Una giornata nata per portare in piazza dolore e partecipazione si è trasformata in un dramma di violenza, paura e feriti. A Bologna, dopo gli scontri avvenuti durante la manifestazione del 20 luglio legata alla morte di Fakir, si apre ora un nuovo fronte: il Sindacato Autonomo di Polizia annuncia iniziative legali nei confronti del sindaco Matteo Lepore.
Scontri a Bologna dopo la morte di Fakir: oltre 60 agenti feriti
Secondo quanto comunicato dal SAP, nei disordini di piazza sono rimasti feriti più di 60 appartenenti alle forze dell’ordine. Il sindacato ha annunciato assistenza legale gratuita agli agenti coinvolti, con l’obiettivo di tutelare i danni subiti durante il servizio di ordine pubblico.
Al centro della contestazione c’è la manifestazione convocata dal sindaco di Bologna. Il SAP ritiene che debbano essere accertate eventuali responsabilità civili e risarcitorie per quanto accaduto nella città durante una giornata segnata da devastazioni e tensione.
Il SAP annuncia azioni legali contro Matteo Lepore
Il segretario generale del Sindacato Autonomo di Polizia, Stefano Paoloni, ha reso noto di avere affidato all’avvocato Valter Biscotti il mandato di valutare e intraprendere tutte le azioni ritenute opportune nelle sedi competenti.
«La manifestazione convocata dal sindaco Matteo Lepore è stata un atto irresponsabile e riteniamo che debba assumersene le responsabilità», ha dichiarato Paoloni, annunciando l’iniziativa del sindacato.
Il SAP ha precisato che intende affiancare i poliziotti feriti offrendo il patrocinio gratuito. La richiesta riguarda la tutela della salute e della sicurezza degli operatori impegnati nei servizi disposti per gestire l’emergenza e gli scontri.
Le parole del sindacato: «Non siamo carne da macello»
Nel comunicato diffuso dal sindacato, i toni nei confronti del primo cittadino sono particolarmente duri. Paoloni definisce la scelta di convocare l’evento «scellerata e irresponsabile», collegandola alle conseguenze registrate nel corso della manifestazione.
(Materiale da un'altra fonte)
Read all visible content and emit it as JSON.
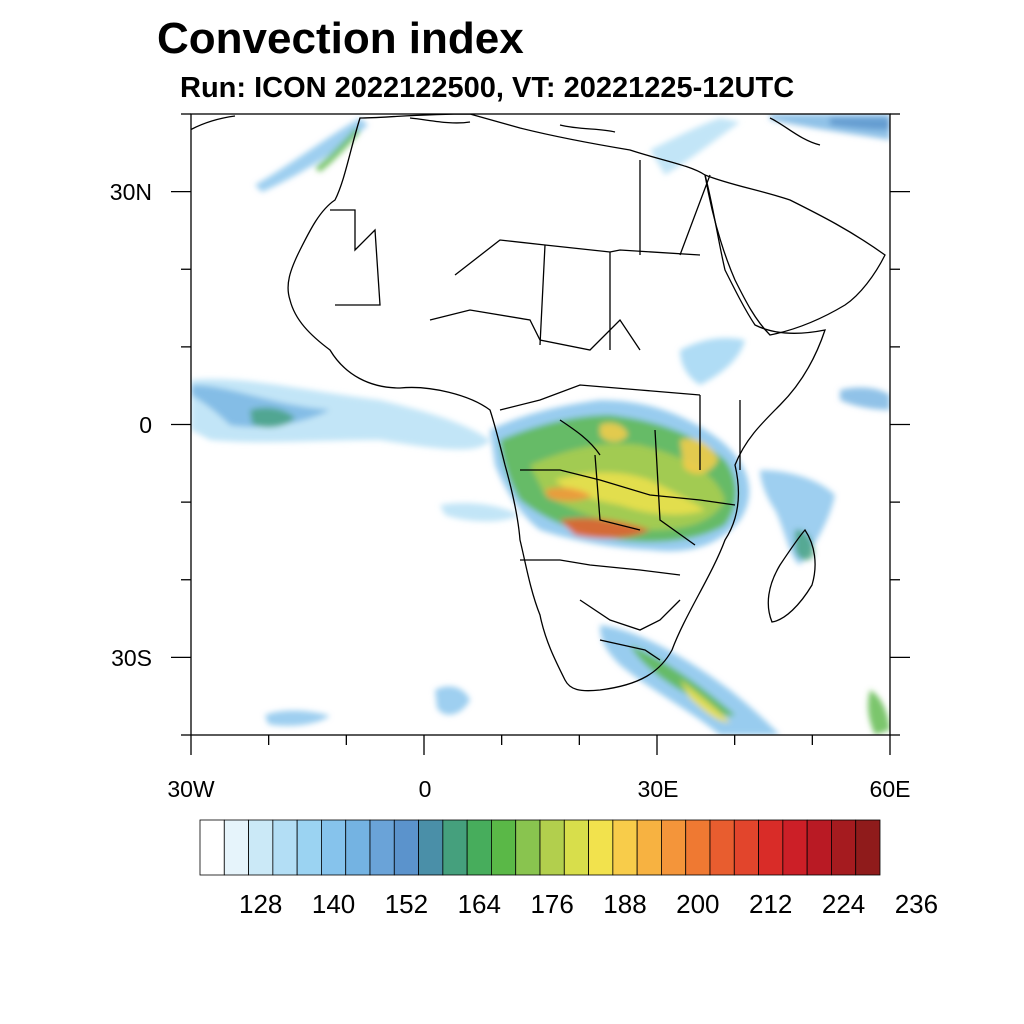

«Non siamo carne da macello: il diritto alla salute durante il servizio, la sicurezza sul posto di lavoro e il rispetto della dignità sono valori imprescindibili anche per chi veste una divisa», ha affermato il segretario generale del SAP.
Le valutazioni sulle responsabilità saranno ora affidate agli accertamenti e alle eventuali iniziative giudiziarie. Il sindacato punta a ottenere un chiarimento anche sul piano dei risarcimenti per gli agenti rimasti feriti nei momenti più concitati.
Matteo Lepore condanna le violenze e esprime vicinanza agli agenti
Intanto Matteo Lepore ha condannato gli episodi di violenza e ha espresso solidarietà agli agenti feriti e alla Questura. In un’intervista al Quotidiano Nazionale, il sindaco ha sottolineato che quelle scene, a suo giudizio, non rappresentano Bologna né la manifestazione pacifica promossa dalla città.
Il primo cittadino ha inoltre annunciato un cambio di passo nella gestione delle iniziative pubbliche: l’obiettivo, ha spiegato, è non lasciare le piazze ai violenti e agli antagonisti. Resta così alta l’attenzione della comunità bolognese, mentre sul caso si profila un confronto anche nelle aule giudiziarie.